The balance in the world has changed rapidly in recent weeks. It is now evident that to play on the chess board of geopolitics and economics, Europe can no longer afford its greatest weakness: internal division. The United States is our essential partner, but for this relationship to be balanced, it is necessary to act as a true political and economic power, capable of imposing a single voice and vision on the great challenges of contemporary times. Recently, Mario Draghi strongly reiterated this to the European Parliament. We cannot say no to everything; Europe must act as a single state.

Strategic sectors such as technology and defense can no longer be reduced to domestic availability; they must be communal. This also applies to finance: to grow and create value for all stakeholders, European multinationals must embrace cross-border logic. One of the sectors where the comparison between the United States and Europe is severely to our disadvantage is the asset management industry, starting with pensions. The European demographic structure has long required the support of private pension funds alongside the state. Moreover, these funds are by definition long-term investors, essential for the growth of the real economy, both European and Italian. Yet, the sector is severely undersized: the level of pension assets in the EU, where the population is significantly larger than in the US, is about 10.7 trillion euros (concentrated in a few countries such as the Netherlands and Scandinavia), which is a quarter of the estimated 38.1 trillion euros in the United States. The stock market – one of the tools for employing pension savings –is 68% of GDP in the EU, while in the US it is 170%. Asset management is a powerful factor for the well-being and economic development of European citizens. Nevertheless, in Europe, this sector is still small and fragmented in comparison to the US. European companies struggle to compete with American giants because they manage smaller masses, and in asset management, the size of assets is crucial for profitability and to generate the economies of scale necessary to invest in innovation, attract investments, and recruit the best talent.

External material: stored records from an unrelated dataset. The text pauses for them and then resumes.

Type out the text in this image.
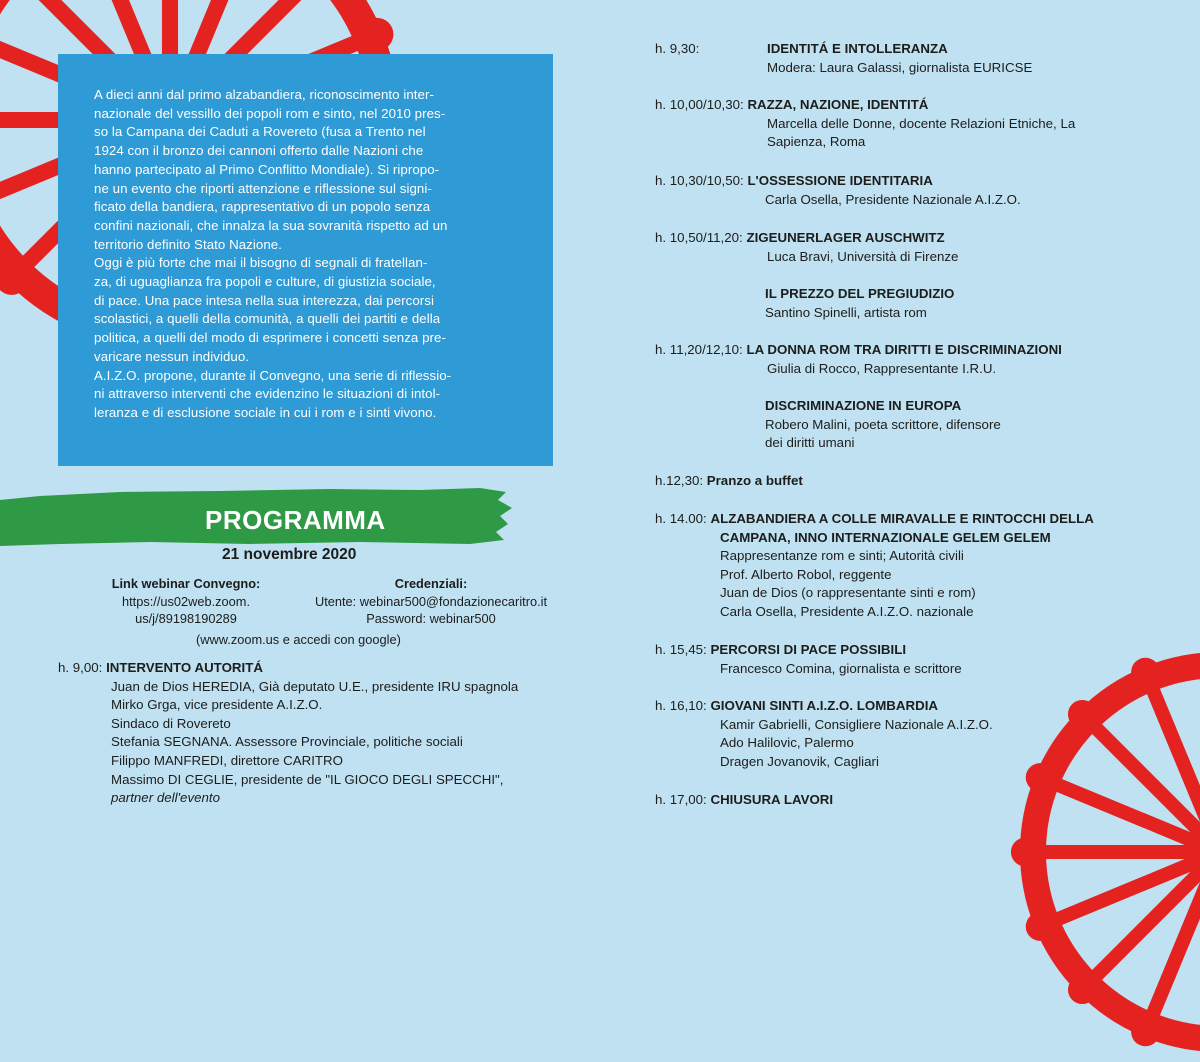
A dieci anni dal primo alzabandiera, riconoscimento inter-
nazionale del vessillo dei popoli rom e sinto, nel 2010 pres-
so la Campana dei Caduti a Rovereto (fusa a Trento nel
1924 con il bronzo dei cannoni offerto dalle Nazioni che
hanno partecipato al Primo Conflitto Mondiale). Si ripropo-
ne un evento che riporti attenzione e riflessione sul signi-
ficato della bandiera, rappresentativo di un popolo senza
confini nazionali, che innalza la sua sovranità rispetto ad un
territorio definito Stato Nazione.
Oggi è più forte che mai il bisogno di segnali di fratellan-
za, di uguaglianza fra popoli e culture, di giustizia sociale,
di pace. Una pace intesa nella sua interezza, dai percorsi
scolastici, a quelli della comunità, a quelli dei partiti e della
politica, a quelli del modo di esprimere i concetti senza pre-
varicare nessun individuo.
A.I.Z.O. propone, durante il Convegno, una serie di riflessio-
ni attraverso interventi che evidenzino le situazioni di intol-
leranza e di esclusione sociale in cui i rom e i sinti vivono.

PROGRAMMA
21 novembre 2020
Link webinar Convegno:
https://us02web.zoom.
us/j/89198190289
Credenziali:
Utente: webinar500@fondazionecaritro.it
Password: webinar500
(www.zoom.us e accedi con google)
h. 9,00: INTERVENTO AUTORITÁ
Juan de Dios HEREDIA, Già deputato U.E., presidente IRU spagnola
Mirko Grga, vice presidente A.I.Z.O.
Sindaco di Rovereto
Stefania SEGNANA. Assessore Provinciale, politiche sociali
Filippo MANFREDI, direttore CARITRO
Massimo DI CEGLIE, presidente de "IL GIOCO DEGLI SPECCHI",
partner dell'evento
h. 9,30:	IDENTITÁ E INTOLLERANZA
Modera: Laura Galassi, giornalista EURICSE
h. 10,00/10,30: RAZZA, NAZIONE, IDENTITÁ
Marcella delle Donne, docente Relazioni Etniche, La
Sapienza, Roma
h. 10,30/10,50: L'OSSESSIONE IDENTITARIA
Carla Osella, Presidente Nazionale A.I.Z.O.
h. 10,50/11,20: ZIGEUNERLAGER AUSCHWITZ
Luca Bravi, Università di Firenze
IL PREZZO DEL PREGIUDIZIO
Santino Spinelli, artista rom
h. 11,20/12,10: LA DONNA ROM TRA DIRITTI E DISCRIMINAZIONI
Giulia di Rocco, Rappresentante I.R.U.
DISCRIMINAZIONE IN EUROPA
Robero Malini, poeta scrittore, difensore
dei diritti umani
h.12,30: Pranzo a buffet
h. 14.00: ALZABANDIERA A COLLE MIRAVALLE E RINTOCCHI DELLA
CAMPANA, INNO INTERNAZIONALE GELEM GELEM
Rappresentanze rom e sinti; Autorità civili
Prof. Alberto Robol, reggente
Juan de Dios (o rappresentante sinti e rom)
Carla Osella, Presidente A.I.Z.O. nazionale
h. 15,45: PERCORSI DI PACE POSSIBILI
Francesco Comina, giornalista e scrittore
h. 16,10: GIOVANI SINTI A.I.Z.O. LOMBARDIA
Kamir Gabrielli, Consigliere Nazionale A.I.Z.O.
Ado Halilovic, Palermo
Dragen Jovanovik, Cagliari
h. 17,00: CHIUSURA LAVORI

The six largest asset managers in the world are American, seven of the top ten, and fourteen of the top twenty. To give an immediate idea: the top three American asset managers hold 23 trillion euros, the top three Europeans manage 7 trillion. This is the difference in scale we must face making the matter of the union of capital markets increasingly necessary and urgent in Europe, alongside transnational mergers among operators.

Growth and competition can only be achieved by creating a system. The agreement recently signed by Generali with BPCE for the creation of an asset management platform follows this logic: it is a friendly agreement, signed on equal terms between two continental champions, which would create an entity of 1.9 trillion euros, becoming a world leader in asset management for insurance clients. And let it be clear: Italian savings remain fully protected. Italian and European laws require insurance companies to decide how and where to invest Italian savings down to the last euro, regardless of who the asset manager is that materially conducts the purchases and sales. Generali will therefore maintain full control over the use of the savings entrusted to it by its clients, exactly as it does today. Moreover, the golden power procedure, which always applies to transactions of this kind, will allow the government to confirm the existence of all necessary guarantees and assurances to protect national interests.


Another area where Europe must demonstrate its strength as a unified community is technology. Although our continent has a good position in fundamental research and patenting, much of the knowledge generated by European researchers is not exploited commercially. We do not have any "innovation clusters" in the global top ten where the United States have four and China three. European companies focused on technological innovation should be able to access venture capital more easily through a single, large pool of European savings. Recently, the European Commission mobilised 200 billion euros for artificial intelligence projects. This is excellent news, but a continued commitment is needed to increase competitiveness and build a strong system. The underlying logic of the technology sector is similar to that of the financial industry, and therefore intra-European alliances and partnerships must be created to build scale, attract more investors and recruit more talent.

After World War II, Europe represented a grand political, economic, and social experiment, an almost unique example in history. Let's work to ensure it continues to be so.